A number of sites have now announced that work is due to start on the dam at the beginning of October. The story broke first on The Chasewater Wildlife Goup’s site, closely followed by The Lichfield Blog and then, finally, Lichfield District Council’s Chasewater Dam Blog. This is a bit of a surprise to many, as previous publicity stated that the work would be started in spring and be complete by the end of 2010.
Over the summer, it’s been awfully quiet on the subject of Chasewater. The official blog updates slowed to a crawl, and after the election, attention-seeking MP Michael Fabricant forgot the whole issue, preferring his usual cheap stunts like making childish mockery of the French. Clearly choosing not to hassle his beloved leader over the issue of funding for the project, it seems that the MP was happy to attack from the opposition benches, yet lacks the guts to do the same to his own government. It’s sad that the member who caused such ill-considered furore didn’t seem to have the balls to continue the fight once he was safely re-elected.
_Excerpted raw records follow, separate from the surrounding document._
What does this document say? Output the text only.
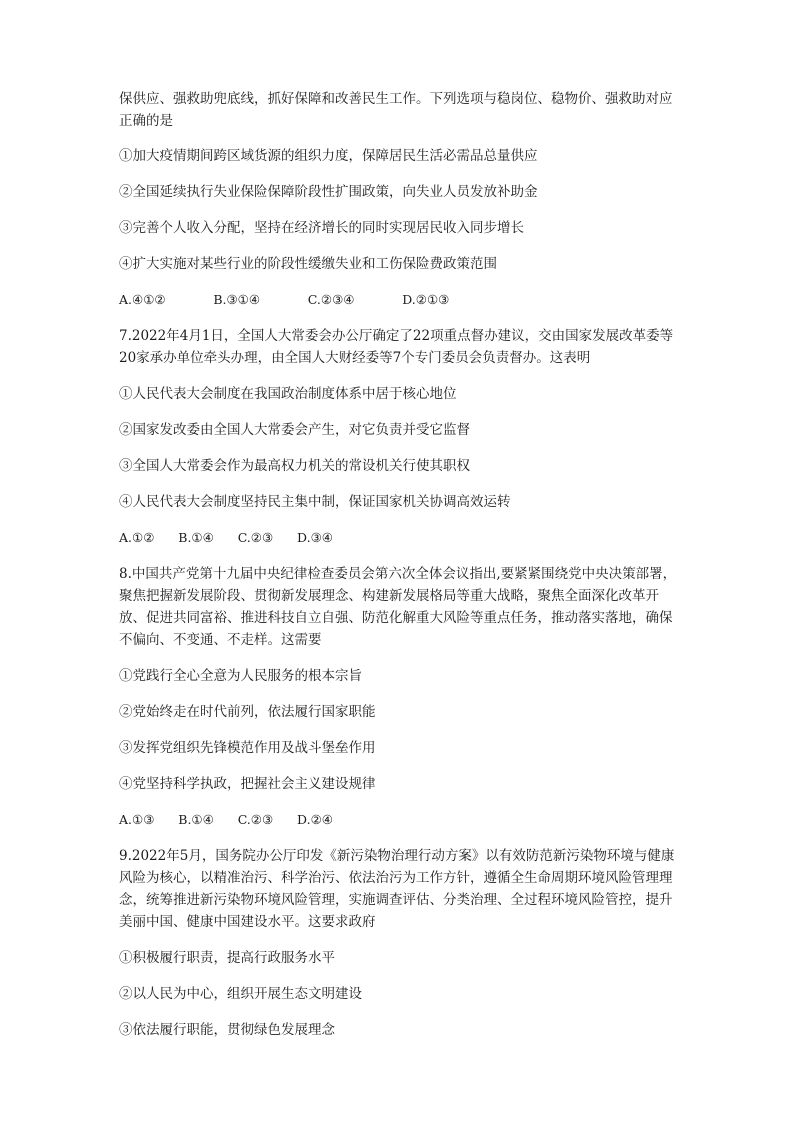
保供应、强救助兜底线，抓好保障和改善民生工作。下列选项与稳岗位、稳物价、强救助对应正确的是

①加大疫情期间跨区域货源的组织力度，保障居民生活必需品总量供应

②全国延续执行失业保险保障阶段性扩围政策，向失业人员发放补助金

③完善个人收入分配，坚持在经济增长的同时实现居民收入同步增长

④扩大实施对某些行业的阶段性缓缴失业和工伤保险费政策范围

A.④①②	B.③①④	C.②③④	D.②①③

7.2022年4月1日，全国人大常委会办公厅确定了22项重点督办建议，交由国家发展改革委等20家承办单位牵头办理，由全国人大财经委等7个专门委员会负责督办。这表明

①人民代表大会制度在我国政治制度体系中居于核心地位

②国家发改委由全国人大常委会产生，对它负责并受它监督

③全国人大常委会作为最高权力机关的常设机关行使其职权

④人民代表大会制度坚持民主集中制，保证国家机关协调高效运转

A.①② B.①④ C.②③ D.③④

8.中国共产党第十九届中央纪律检查委员会第六次全体会议指出,要紧紧围绕党中央决策部署，聚焦把握新发展阶段、贯彻新发展理念、构建新发展格局等重大战略，聚焦全面深化改革开放、促进共同富裕、推进科技自立自强、防范化解重大风险等重点任务，推动落实落地，确保不偏向、不变通、不走样。这需要

①党践行全心全意为人民服务的根本宗旨

②党始终走在时代前列，依法履行国家职能

③发挥党组织先锋模范作用及战斗堡垒作用

④党坚持科学执政，把握社会主义建设规律

A.①③ B.①④ C.②③ D.②④

9.2022年5月，国务院办公厅印发《新污染物治理行动方案》以有效防范新污染物环境与健康风险为核心，以精准治污、科学治污、依法治污为工作方针，遵循全生命周期环境风险管理理念，统筹推进新污染物环境风险管理，实施调查评估、分类治理、全过程环境风险管控，提升美丽中国、健康中国建设水平。这要求政府

①积极履行职责，提高行政服务水平

②以人民为中心，组织开展生态文明建设

③依法履行职能，贯彻绿色发展理念
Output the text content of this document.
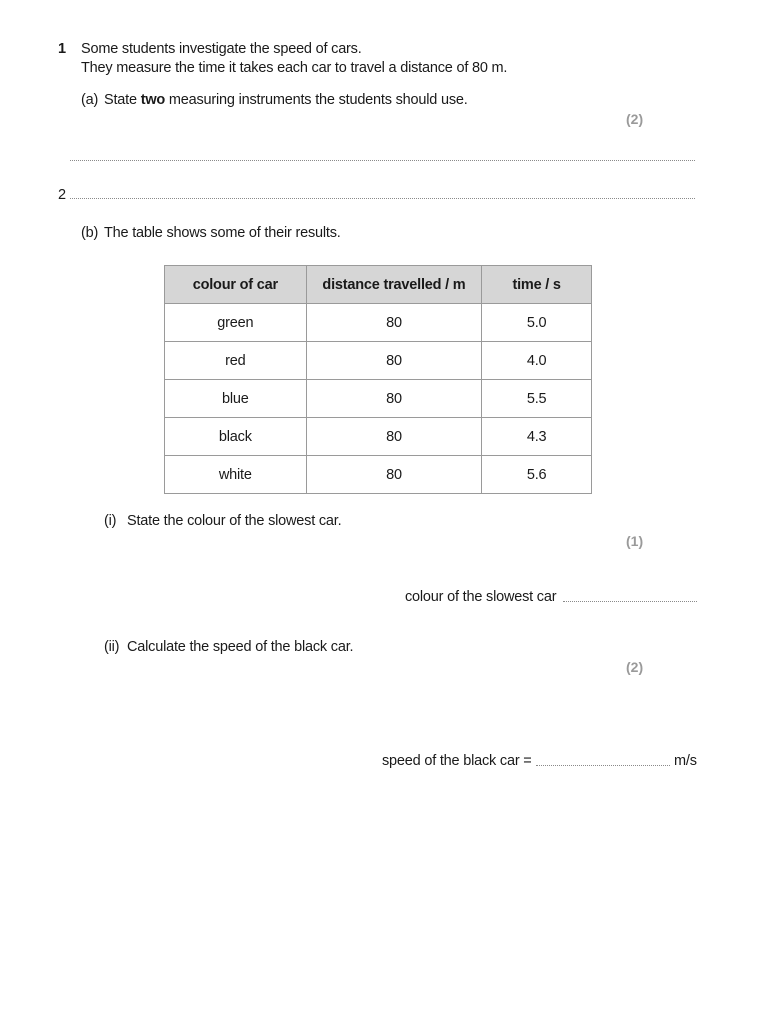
1 Some students investigate the speed of cars.
They measure the time it takes each car to travel a distance of 80 m.
(a) State two measuring instruments the students should use.
(2)
2
(b) The table shows some of their results.
colour of car	distance travelled / m	time / s
green	80	5.0
red	80	4.0
blue	80	5.5
black	80	4.3
white	80	5.6
(i) State the colour of the slowest car.
(1)
colour of the slowest car
(ii) Calculate the speed of the black car.
(2)
speed of the black car =	m/s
Even the fisherman, formerly so aggressively vocal, fell silent once the huge bounty of fish in the lake turned out to be largely virtual, yet another fisherman’s tale. I’ve since heard that they’re planning to restock the lake themselves after the work is complete, providing they win the lottery. Three numbers should cover it.
Once the draining of Chasewater was nearing stabilisation, Lichfield District Council dropped the bombshell that they hadn’t yet sought tenders or appointed a contractor for the work. Simultaneously, there was some buzz in the media that the cash-strapped authority was attempting to pass the whole park – and responsibility for the works – onto Staffordshire instead. One can’t help but feel the two to be connected; it now looks like the attempt to sidestep the whole situation has failed and the works will now start much later than expected.
Signage in the park still misleadingly suggests the work will be completed in late 2010, but it has yet to start and if it does, it will progress through the winter. If there’s bad weather, this could delay work even further, and will mean at least two summers without water. The water sports people are understandably fuming, as they are expected to continue paying subs to landlocked clubs with no facilities. The situation must also be worrying for British Waterways, who face even longer without one of their main feeder points supplying water to the canal network.
In their defence, the council published a sadly terse and intemperate response, in which they bluntly point out that it’s their party, and if we don’t like it we can clear off. I find this sad and not a little regressive, as the dam blog had formerly been a wealth of information and discussion. I would previously have held the blog up as an excellent example of how councils can interact with the public through new media – both Lizzie and Stuart have been doing an excellent job. The site did much to placate and inform the naturally worried users of the park, which now faces major works during the wettest seasons – work which is unlikely to pass off without hitches. Lichfield prevaricated, almost abandoned blog updates and consequently look to have been sadly ill-prepared for the appointment of contractors, and are now losing the trust and goodwill of those of us who love and care for this hugely sensitive country park.
One would hope that the goodwill can be restored, and was not just a symptom of the then oncoming election.